Но Творец благ. Даже деяния злых духов он может обращать к пользе людей, которых любит как своих младших детей, как в каждой семье отец и мать отдают предпочтение младшим перед старшими. Бывает, что он приказывает злобному духу действовать по его воле, и демон не смеет ослушаться. И Творец посылает его в мир людей для того, чтобы указать им на их грехи и покарать.
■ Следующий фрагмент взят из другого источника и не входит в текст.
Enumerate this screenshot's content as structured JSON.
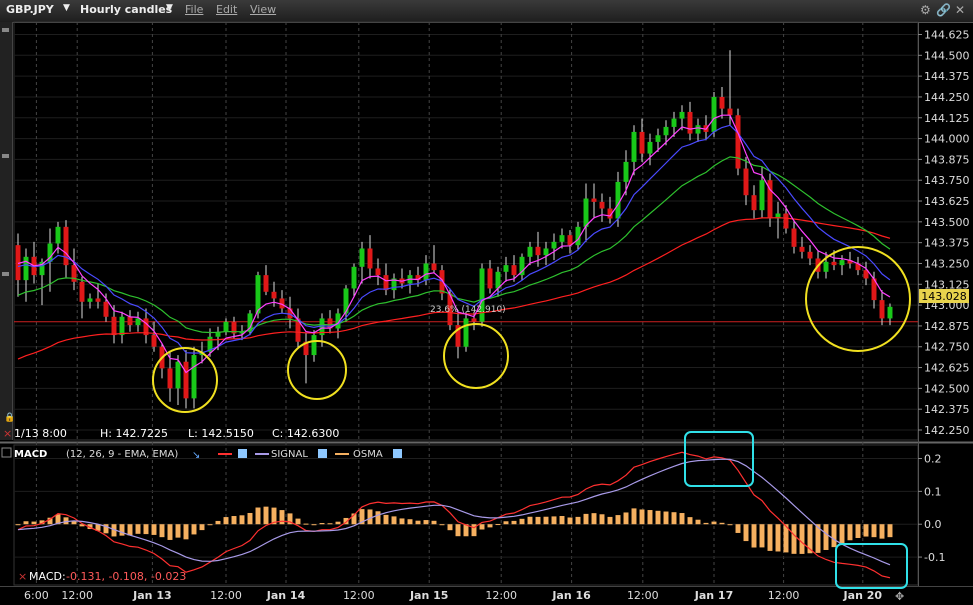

И это есть великое благо, ибо нераскаянные, узрев праведный гнев Творца, убоятся и раскаются, а, раскаявшись, спасут свои души от вечной погибели на Левом Берегу мировой реки. Сегодня говорю вам: покайтесь, грешники! Покайтесь! Вы призвали на свои головы ночную тварь! Покайтесь, или призовёте ещё и вечные муки левобережного мира, где огонь и нестерпимый холод попеременно будут терзать вас, и страшные язвы покроют с головы до ног, и не будет ничего, кроме бесконечной боли! Покайтесь, пока не поздно! – гремел Воллет.
Ярла видела, как лица многих прихожан искажаются тоскливым страхом, как заволакивает их разум мутная пелена, сгущается – и вот уже один, другой тёмный «бутон» пробились наружу и на глазах протянулись в рост. В такой тесноте выглядело это особенно неприятно: «облака» задевали стоящих рядом людей, незримо для них проникали в их тела… Связанная тень питается только силами своего хозяина, другим вреда не причиняет – но зрелище так себе.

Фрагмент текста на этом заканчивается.